Gaz américain en Europe : Alger et Moscou piégés

Gaz américain en Europe : Alger et Moscou piégés

2364471471.JPGLa première cargaison de gaz de schiste américain vers l’Union européenne, destinée au Portugal et arrivée mardi soir dans un port du sud du pays, n’est pas une bonne nouvelle pour l’Algérie. Cette livraison de GNL au Portugal confirme la réorientation globale de la politique énergétique de l’UE qui n’achète plus son gaz avec des contrats à long terme, encore moins être dépendante du gaz russe, Moscou pratiquant comme l’Algérie une politique commerciale du gaz basée sur les contrats à long terme, dont les prix sont indexés sur ceux du pétrole, que Bruxelles veut contourner. Il est clair que d’une part l’arrivée sur le marché pétrolier de la production de pétrole et gaz de schiste US a provoqué une chute des cours, et d’autre part, une dramatique migration des clients européen de l’Algérie ou de la Russie vers les Etats-Unis.

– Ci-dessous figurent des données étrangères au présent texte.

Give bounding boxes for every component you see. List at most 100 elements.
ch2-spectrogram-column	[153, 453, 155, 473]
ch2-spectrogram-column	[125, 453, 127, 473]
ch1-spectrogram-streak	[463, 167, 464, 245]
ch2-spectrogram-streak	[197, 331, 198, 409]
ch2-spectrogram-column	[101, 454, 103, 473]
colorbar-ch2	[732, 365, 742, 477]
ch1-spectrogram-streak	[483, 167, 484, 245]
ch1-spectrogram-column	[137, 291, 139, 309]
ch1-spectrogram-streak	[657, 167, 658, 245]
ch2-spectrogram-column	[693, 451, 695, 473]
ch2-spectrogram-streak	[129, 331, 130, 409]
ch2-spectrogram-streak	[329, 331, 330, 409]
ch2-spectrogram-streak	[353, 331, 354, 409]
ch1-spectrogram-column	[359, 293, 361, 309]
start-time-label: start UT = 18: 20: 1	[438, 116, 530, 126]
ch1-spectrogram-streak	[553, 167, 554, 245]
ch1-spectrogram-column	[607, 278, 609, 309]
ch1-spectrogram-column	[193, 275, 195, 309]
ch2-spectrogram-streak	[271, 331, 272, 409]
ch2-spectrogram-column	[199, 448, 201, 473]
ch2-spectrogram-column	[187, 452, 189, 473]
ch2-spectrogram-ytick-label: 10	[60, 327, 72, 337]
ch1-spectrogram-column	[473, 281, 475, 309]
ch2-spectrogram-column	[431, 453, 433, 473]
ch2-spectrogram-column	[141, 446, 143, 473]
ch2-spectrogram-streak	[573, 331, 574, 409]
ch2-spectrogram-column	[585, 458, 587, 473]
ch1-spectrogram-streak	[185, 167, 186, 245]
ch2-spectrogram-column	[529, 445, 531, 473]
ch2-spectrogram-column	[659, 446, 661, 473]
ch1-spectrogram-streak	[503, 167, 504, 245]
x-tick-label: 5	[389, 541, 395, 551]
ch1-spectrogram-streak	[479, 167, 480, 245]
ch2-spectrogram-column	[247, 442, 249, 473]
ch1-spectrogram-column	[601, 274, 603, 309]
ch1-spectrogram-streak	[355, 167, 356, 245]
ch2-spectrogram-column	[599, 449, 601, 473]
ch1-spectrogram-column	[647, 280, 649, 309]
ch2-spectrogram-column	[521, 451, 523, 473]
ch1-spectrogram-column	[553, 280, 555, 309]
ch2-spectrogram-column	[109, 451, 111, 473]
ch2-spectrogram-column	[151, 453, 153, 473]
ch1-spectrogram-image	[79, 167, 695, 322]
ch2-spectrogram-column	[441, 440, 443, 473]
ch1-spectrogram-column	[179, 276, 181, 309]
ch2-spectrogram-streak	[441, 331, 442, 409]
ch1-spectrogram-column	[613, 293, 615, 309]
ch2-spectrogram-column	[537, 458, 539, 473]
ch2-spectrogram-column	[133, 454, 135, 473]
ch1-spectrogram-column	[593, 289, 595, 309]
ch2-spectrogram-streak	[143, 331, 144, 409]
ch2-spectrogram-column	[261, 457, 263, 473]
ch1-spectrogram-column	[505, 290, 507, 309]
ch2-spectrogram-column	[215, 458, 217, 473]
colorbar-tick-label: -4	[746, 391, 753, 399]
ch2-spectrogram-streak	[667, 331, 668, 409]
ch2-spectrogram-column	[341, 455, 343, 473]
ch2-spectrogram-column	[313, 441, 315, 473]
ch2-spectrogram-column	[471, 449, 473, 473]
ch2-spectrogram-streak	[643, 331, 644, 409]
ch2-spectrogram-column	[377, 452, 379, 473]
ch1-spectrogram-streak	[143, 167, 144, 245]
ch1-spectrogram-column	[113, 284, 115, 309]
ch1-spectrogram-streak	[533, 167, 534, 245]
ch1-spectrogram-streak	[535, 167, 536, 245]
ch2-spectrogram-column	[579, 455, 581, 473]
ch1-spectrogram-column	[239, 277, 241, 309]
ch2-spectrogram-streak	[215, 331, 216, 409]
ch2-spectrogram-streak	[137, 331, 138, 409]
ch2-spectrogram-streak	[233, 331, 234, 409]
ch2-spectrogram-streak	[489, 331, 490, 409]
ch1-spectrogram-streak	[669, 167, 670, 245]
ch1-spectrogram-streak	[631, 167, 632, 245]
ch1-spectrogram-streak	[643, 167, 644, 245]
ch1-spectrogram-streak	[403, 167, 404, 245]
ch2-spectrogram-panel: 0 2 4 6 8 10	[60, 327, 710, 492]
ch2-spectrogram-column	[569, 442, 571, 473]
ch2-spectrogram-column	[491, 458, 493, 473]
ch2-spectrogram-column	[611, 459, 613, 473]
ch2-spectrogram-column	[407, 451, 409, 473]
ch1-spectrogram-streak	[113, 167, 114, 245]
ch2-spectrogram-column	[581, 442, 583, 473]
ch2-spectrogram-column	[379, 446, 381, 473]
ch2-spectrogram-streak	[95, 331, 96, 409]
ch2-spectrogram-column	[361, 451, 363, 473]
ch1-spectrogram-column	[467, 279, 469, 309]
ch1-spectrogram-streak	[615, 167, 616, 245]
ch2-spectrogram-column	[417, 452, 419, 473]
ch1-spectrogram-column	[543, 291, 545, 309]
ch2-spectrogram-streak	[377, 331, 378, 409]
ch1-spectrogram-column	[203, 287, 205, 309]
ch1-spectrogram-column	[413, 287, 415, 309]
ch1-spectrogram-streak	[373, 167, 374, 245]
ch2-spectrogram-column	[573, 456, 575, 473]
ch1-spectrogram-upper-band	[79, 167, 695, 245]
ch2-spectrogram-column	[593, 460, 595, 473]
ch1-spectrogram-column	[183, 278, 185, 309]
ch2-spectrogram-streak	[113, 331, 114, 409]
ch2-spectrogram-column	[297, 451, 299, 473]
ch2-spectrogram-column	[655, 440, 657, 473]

Cette migration a commencé en fait depuis au moins deux ans lorsque les Espagnols et les Italiens, les premiers approvisionnés par le GME et le Medgaz, les seconds par le gazoduc Enrico Mattei (Transmed), ont invité Sonatrach à revoir ses prix, tout en l’informant qu’ils allaient diminuer les quantités de gaz achetées. Entre-temps, l’éventualité d’un marché européen, sinon mondial, inondé par le gaz de schiste américain est devenue réalité. Une situation qui met le groupe pétrolier algérien, et donc l’Algérie, dans une très inconfortable posture. Car, avec la baisse de moitié des recettes d’hydrocarbures en 2015 et un même scénario en 2016, il y a maintenant l’invasion du gaz de schiste américain sur les marchés traditionnels de l’Algérie. Une très mauvaise nouvelle en fait pour un secteur gazier algérien qui consomme, en plus, presque la moitié de sa production en interne. L’Algérie, qui va engranger moins de 35 milliards de dollars de recettes pétrolières (et gazières) en 2016, n’a qu’une seule porte de sortie : renégocier ses contrats avec l’UE et revoir les prix de son gaz conformément aux contrats pratiqués sur les marchés de l’énergie. Et, surtout, trouver une parade technique et en même temps politique pour résister à la charge des exportations américaines vers l’Europe, qui se reconvertit progressivement au gaz de schiste US comme alternative à l’énergie nucléaire, en plein désarroi avec les accidents de Fukushima et Tchernobyl.

Il ne faut plus se voiler la face, l’Europe est en train de devenir un potentiel débouché pour le GNL américain, et l’Algérie est obligée aujourd’hui de bien réfléchir sur la proposition, encore fraîche, de l’UE faite en mai 2015 : une augmentation des exportations algériennes de gaz naturel vers l’Union européenne et, en échange, l’Algérie doit abandonner la formule des contrats de vente à long terme (jusqu’à 12 ans, clause take or pay) au profit de contrats à court terme ou de vente au coup par coup, renoncer à indexer le prix du gaz sur celui du pétrole et privilégier les prix de marché établis quotidiennement par les terminaux du nord de l’Europe, et revoir la clause des 49/51% dans les contrats de partenariat dans le secteur de l’énergie. Cette proposition est toujours sur la table à Bruxelles et sur celle du ministre Salah Khebri. Mais, pour Alger, elle offre cette désagréable sensation politique d’une reddition. Est-ce la raison du départ de Yousfi, qui avait donné son accord de principe au commissaire européen à l’Energie, l’Espagnol Miguel Arias Canete ? D’autant qu’abandonner la clause des contrats à long terme vaudra à l’Algérie le courroux de Moscou, qui pratique cette politique commerciale avec les pays de l’UE. L’aggiornamento, signé en mai 2015 à Alger avec l’UE, a pris aujourd’hui des contours kafkaïens. A moins que Sellal ne revienne de Moscou avec un début de solution, l’arrivée du GNL US en Europe est une vraie source d’inquiétude pour l’Algérie.